Kickstarter games often need to reach the widest audience possible. In doing so, extra care is taken to cater to multiple platforms. It does not take long to drum up a list of successfully funded Kickstarter projects that offer Mac, Windows, and even Linux support (e.g., Lacuna Passage, Satellite Reign, Clash of the Monsters, Ghost Control Inc., Tesla Breaks the World). Although certainly making up a smaller market share, Linux and Mac users are being treated quite kindly by the Kickstarter creator base.
It is only natural that as we get closer to next-gen console launch that more projects will be attracted to the open platform that both Sony and Microsoft are touting. In fact, this has already begun with projects that are advertizing future releases on PS4 (e.g., Liege, Soul Saga). Now that Microsoft is gearing up to announce some sort of indie platform at GamesCom, I would think that other Kickstarter creators will follow suit and opt for supporting the widest possible user base possible.
Looking at the pages for Liege and Soul Saga, the distribution options become more convoluted as different platforms are accommodated. DRM-free is the popular trend right now, but those policies don’t sit well with console creators so each platform will need its own key. By offering a DRM-free copy, a steam code, WiiU code, PSVita code and PS4 code, Liege had to create tiers for each key. This creates an environment where the product you receive can be pertinent to the platforms you own, but mixing in reward tiers and stretch goals complicates the Kickstarter interface.

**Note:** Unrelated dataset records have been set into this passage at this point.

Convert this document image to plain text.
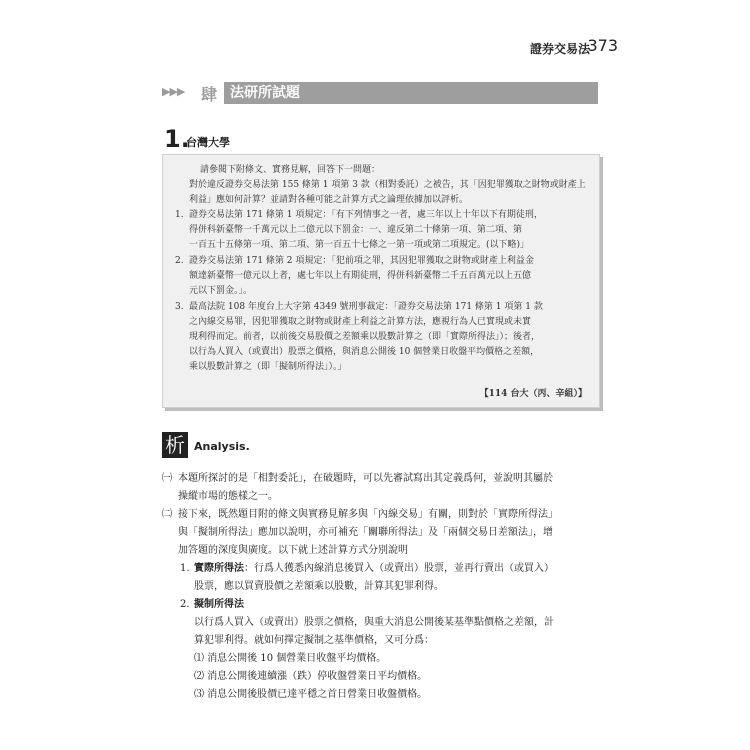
證券交易法
373
▶▶▶ 肆 法研所試題
1.
台灣大學

請參閱下附條文、實務見解，回答下一問題：

對於違反證券交易法第 155 條第 1 項第 3 款（相對委託）之被告，其「因犯罪獲取之財物或財產上利益」應如何計算？並請對各種可能之計算方式之論理依據加以評析。

1. 證券交易法第 171 條第 1 項規定：「有下列情事之一者，處三年以上十年以下有期徒刑，
得併科新臺幣一千萬元以上二億元以下罰金：一、違反第二十條第一項、第二項、第
一百五十五條第一項、第二項、第一百五十七條之一第一項或第二項規定。(以下略)」

2. 證券交易法第 171 條第 2 項規定：「犯前項之罪，其因犯罪獲取之財物或財產上利益金
額達新臺幣一億元以上者，處七年以上有期徒刑，得併科新臺幣二千五百萬元以上五億
元以下罰金。」。

3. 最高法院 108 年度台上大字第 4349 號刑事裁定：「證券交易法第 171 條第 1 項第 1 款
之內線交易罪，因犯罪獲取之財物或財產上利益之計算方法，應視行為人已實現或未實
現利得而定。前者，以前後交易股價之差額乘以股數計算之（即「實際所得法」）；後者，
以行為人買入（或賣出）股票之價格，與消息公開後 10 個營業日收盤平均價格之差額，
乘以股數計算之（即「擬制所得法」）。」

【114 台大（丙、辛組）】

析 Analysis.

㈠ 本題所探討的是「相對委託」，在破題時，可以先審試寫出其定義爲何，並說明其屬於
操縱市場的態樣之一。

㈡ 接下來，既然題目附的條文與實務見解多與「內線交易」有關，則對於「實際所得法」
與「擬制所得法」應加以說明，亦可補充「關聯所得法」及「兩個交易日差額法」，增
加答題的深度與廣度。以下就上述計算方式分別說明

1. 實際所得法：行爲人獲悉內線消息後買入（或賣出）股票，並再行賣出（或買入）
股票，應以買賣股價之差額乘以股數，計算其犯罪利得。

2. 擬制所得法
以行爲人買入（或賣出）股票之價格，與重大消息公開後某基準點價格之差額，計
算犯罪利得。就如何擇定擬制之基準價格，又可分爲：

⑴ 消息公開後 10 個營業日收盤平均價格。

⑵ 消息公開後連續漲（跌）停收盤營業日平均價格。

⑶ 消息公開後股價已達平穩之首日營業日收盤價格。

What we have, then, is a long-gestating Steam Greenlight for multiple platforms where supporters vote with their money on which games come to console. In fact, it will be hard to believe if someone thinks up an idea for an indie game that could be produced rather quickly that they would not pursue a Kickstarter fundraiser. If the game doesn’t succeed then it’s possible there wasn’t much interest in the game anyway (assuming a reasonable funding goal), versus creating a successful indie game on consoles and missing out on possible capital.
Unless there is some other unforeseen restriction, I will not be surprised when Kickstarter, or whichever crowd-funding site is popular when next-gen consoles hit full-stride, becomes a pipeline to the PS4 and XB1 indie game platform.